November 04, 2008
Today Is the Day When Elections Are Going On

Ross Hyzer | Bio

I woke up early this morning--6am, an unfamiliar and unwholesome hour for a night owl like me. But I was up, nervous and giddy with election fever. Felt like the first day of school, appropriate since my polling place is ol' John Jay High just down the street. So I pulled on my long johns (because I'm low on laundry, but I consciously decided that it's really because the johns are lucky) and some other sundry articles of clothing and rolled down to find a dense line snaking halfway up a block normally thick with teenagers flirting and fighting and yelling into walkie-talkie phones. The line, she wasn't moving. Drag.

My presence was needed to set up a meeting at my office place, so I left. I mean, I guess my presence was needed - that's what I was told, but I did apple jack squat. Drank some coffee, ate some honeydew, made sure a phone worked. With the satisfaction of a job well done, I left the meeters to meet and went back to JJHS. The bulk of the line was gone - it was now confined to only the inside of the building. Huzzah! I plunged in to investigate which line I should join to do the suffrage thing.

Here are some things that happened:

  • It all worked out fine.
  • It was a little warm inside (especially in lucky long johns) and I had to wait for about 45 minutes. No big deal. But man, the way my fellow voters were acting, you'd have thought we'd been waiting days for rice rations. Oh, how New Yorkers love to grouse.
  • I chatted with an old man in an adjacent line as we shuffled past one another. He told me his brother was a carpenter who never voted because he didn't want to get called up for jury duty. Thankfully, the ploy worked--because if you're willing to give up your vote to avoid jury duty, you probably shouldn't be voting or jurying. The system works. The old man was quite affable.
  • The mustachioed, betweeded fellow directly in front of me was mighty stressed, fidgeting and complaining to everybody that elections should be held on a Saturday and a Sunday. "Look at this," he gestured to the snakes of people, "Think of all this lost productivity." Good lord, man, this is the one day everybody gets a by (or ought to). Relax your seven highly-effective habits for once and bask in your civic duty.
  • A slight, ropey woman in a white track suit cut to the front of my line because she had a four-year-old kid. "It's not my fault public school shut down today," she declaimed with a shrug. "I can't wait in line with a four-year-old." Captain Stache was pissed and told Mom Dynamite that things are tough all over. "Oh really?" she shot back. "Oh Really? Oh really? You're an adult. Are you four years old? Because you're acting like you're four years old. My daughter's four years old and she can't wait in line." Meanwhile, her daughter stood by quietly, wondering what she'd done to make mommy yell at the fuzzy man about her. Also meanwhile, lots of other small children waited in line with their parents. Also meanwhile, Mom Dynamite was an asshole.

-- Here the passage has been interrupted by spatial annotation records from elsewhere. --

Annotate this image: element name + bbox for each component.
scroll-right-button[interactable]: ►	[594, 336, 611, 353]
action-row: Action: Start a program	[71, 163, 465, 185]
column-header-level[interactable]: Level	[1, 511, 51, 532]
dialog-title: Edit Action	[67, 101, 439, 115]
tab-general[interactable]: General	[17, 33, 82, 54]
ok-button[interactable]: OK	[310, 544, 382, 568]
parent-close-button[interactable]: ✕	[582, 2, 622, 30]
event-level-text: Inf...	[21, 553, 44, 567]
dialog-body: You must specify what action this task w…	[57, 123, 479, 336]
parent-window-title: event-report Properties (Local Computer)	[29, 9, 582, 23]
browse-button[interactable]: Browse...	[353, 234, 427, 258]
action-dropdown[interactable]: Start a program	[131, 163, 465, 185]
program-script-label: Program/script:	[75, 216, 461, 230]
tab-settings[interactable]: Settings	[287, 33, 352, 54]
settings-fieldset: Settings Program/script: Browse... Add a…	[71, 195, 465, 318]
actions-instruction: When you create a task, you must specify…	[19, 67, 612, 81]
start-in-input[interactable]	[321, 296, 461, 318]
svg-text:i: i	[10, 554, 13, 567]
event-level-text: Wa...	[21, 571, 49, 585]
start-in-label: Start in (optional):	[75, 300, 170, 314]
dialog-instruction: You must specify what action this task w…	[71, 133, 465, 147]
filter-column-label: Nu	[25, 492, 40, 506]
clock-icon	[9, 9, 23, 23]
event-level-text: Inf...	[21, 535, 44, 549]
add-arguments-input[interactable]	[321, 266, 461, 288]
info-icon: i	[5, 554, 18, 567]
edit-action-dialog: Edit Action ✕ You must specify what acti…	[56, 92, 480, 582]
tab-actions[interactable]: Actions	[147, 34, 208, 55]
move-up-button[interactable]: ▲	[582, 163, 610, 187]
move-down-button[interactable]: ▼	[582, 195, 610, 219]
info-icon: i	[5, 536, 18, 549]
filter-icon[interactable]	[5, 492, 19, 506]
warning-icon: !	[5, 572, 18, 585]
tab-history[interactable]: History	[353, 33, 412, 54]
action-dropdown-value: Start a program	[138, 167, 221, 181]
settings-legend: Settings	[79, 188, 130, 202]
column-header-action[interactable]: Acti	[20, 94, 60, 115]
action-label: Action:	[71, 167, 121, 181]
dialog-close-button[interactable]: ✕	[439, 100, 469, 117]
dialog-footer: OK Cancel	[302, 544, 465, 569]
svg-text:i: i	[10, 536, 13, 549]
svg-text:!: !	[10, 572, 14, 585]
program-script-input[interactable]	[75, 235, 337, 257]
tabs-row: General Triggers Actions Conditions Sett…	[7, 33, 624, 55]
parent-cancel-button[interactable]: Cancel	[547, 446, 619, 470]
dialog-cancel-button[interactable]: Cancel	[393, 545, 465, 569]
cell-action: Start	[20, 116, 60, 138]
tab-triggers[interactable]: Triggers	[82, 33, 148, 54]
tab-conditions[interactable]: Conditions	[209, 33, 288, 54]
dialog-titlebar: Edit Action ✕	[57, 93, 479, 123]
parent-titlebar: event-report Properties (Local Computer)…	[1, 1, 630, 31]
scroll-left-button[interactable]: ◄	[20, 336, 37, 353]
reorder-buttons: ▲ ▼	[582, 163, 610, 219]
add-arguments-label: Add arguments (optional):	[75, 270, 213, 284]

The main thing, though, was that I got to vote for Obama again. I voted for him in the primaries in that same hallway in John Jay High, knowing that I was spitting into the Clinton wind blowing through New York. Coastal Democrats had decided that their inland brethren would never support a black man--and so they themselves proceeded to not support a black man, leaving it to "Middle America" to propel Obama to the top of the ticket (by the by, if the term "Middle America" strikes as you similar to the Victorian term "Dark Africa," then you are smart). On Super Tuesday, though, it wasn't clear whether or not that would be the case. So thank you, non-New York/Cali Dems, for letting me vote for Obama again. I was happy to do so.